Initial Investment = 1582.67 (including $7.67 commissions)
Proceeds of Sale = 1829.83 ( including $7.67 commissions)
Profit = 1829.83-1582.67 = $247.16
ROI = 247.16/1582.67 = 15.62%

I also had another trade on in my TFSA that was completed. I recently wrote about purchase of shares of Bombardier Inc. Class B shares inside my TFSA, which you can read about here.  On February 2, 2015 , I sold my shares when the limit order was filled.  The details of this trade are shown below:

Initial Investment  = $1380.00 (including $5.00 commissions)
Proceeds of Sale = $1495.00 ( including $5.00 commissions)
Profit = $115.00
ROI =   $115.00/$1380.00 = 8.333 % 

click to enlarge

Disclosure:  1) Long BBD.B in margin account
                    2) Still own S.TO in my margin account as a trade


     I am not a financial planner, financial advisor, accountant or tax attorney. The information on this blog represents my own thoughts and opinions and should NOT be taken as investment or business advice.  Every individual should do their due diligence to make their own financial decisions based on their financial situation and tolerance for risk.


  1. New to the site, but you are my kind of blogger.

    I've blogged in the past about my trading logs but people never seem to connect to my option strategies.

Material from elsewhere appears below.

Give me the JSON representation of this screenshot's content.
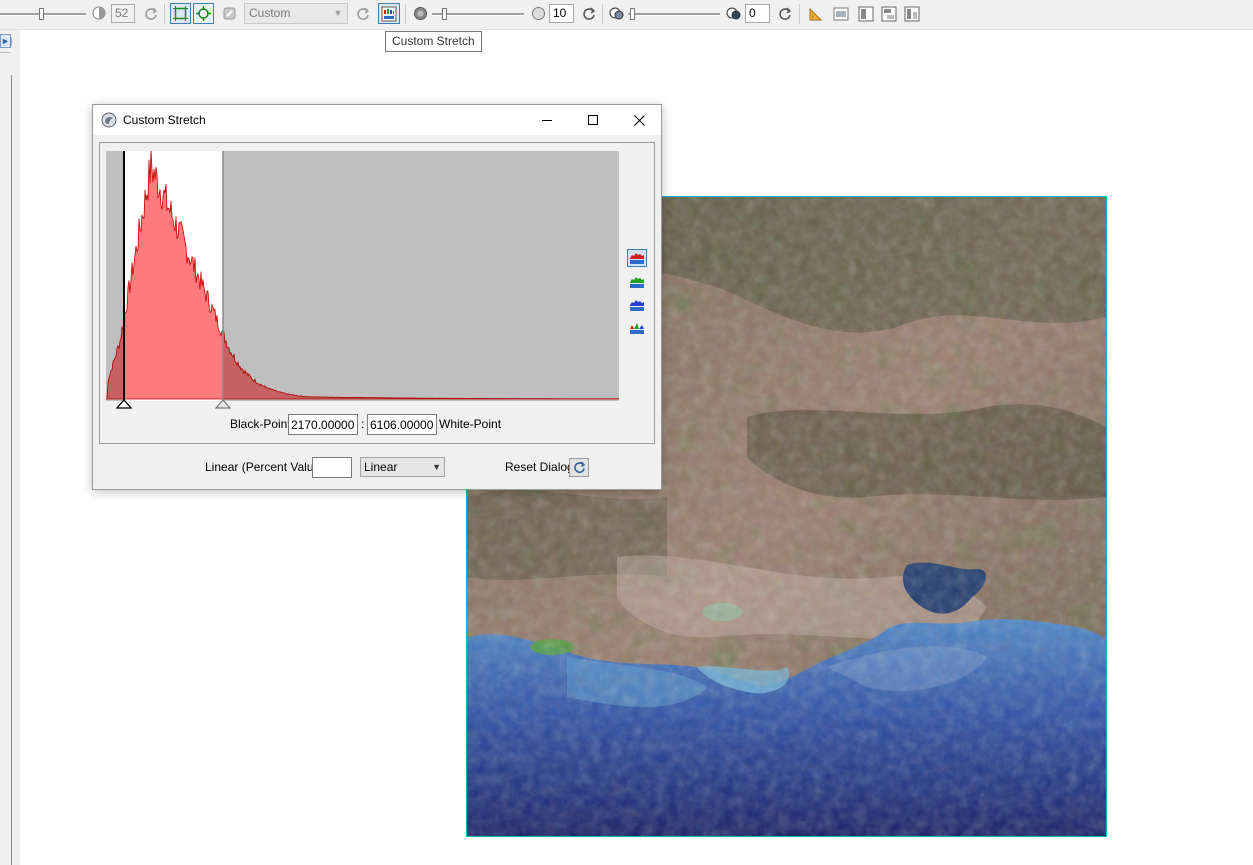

Will have to look through old posts.

    I recently bought SLV (around $16 a share) and started writing CC's (huge premium because of negative trend and season) -- It's down a hair on the security, but I'm still up a solid 2% after only twenty-some days.

    1. Drew,

      Not to many try the options route as they believe options to be risky and just want to buy and hold. For an investor to sell a naked put, they are paid a premium for the obligation to buy 100 shares of the stock at or before expiration. The investor must keep adequate funds available in case the option is assigned. For cover calls, an investor might want to hold the stock for years and by writing a call option, the option could be assigned and the investor misses out on the uptrend.

      To me, if I want to own for the long term I might or might not sell a put depending on many shares I want to own. I usually do not write covered calls but my purchase price was high initially.

      For normal stock trades I usually pick a sell price and do a limit order. I like to buy and hold mostly as indicated in my portfolio as I have own some of these stocks for years.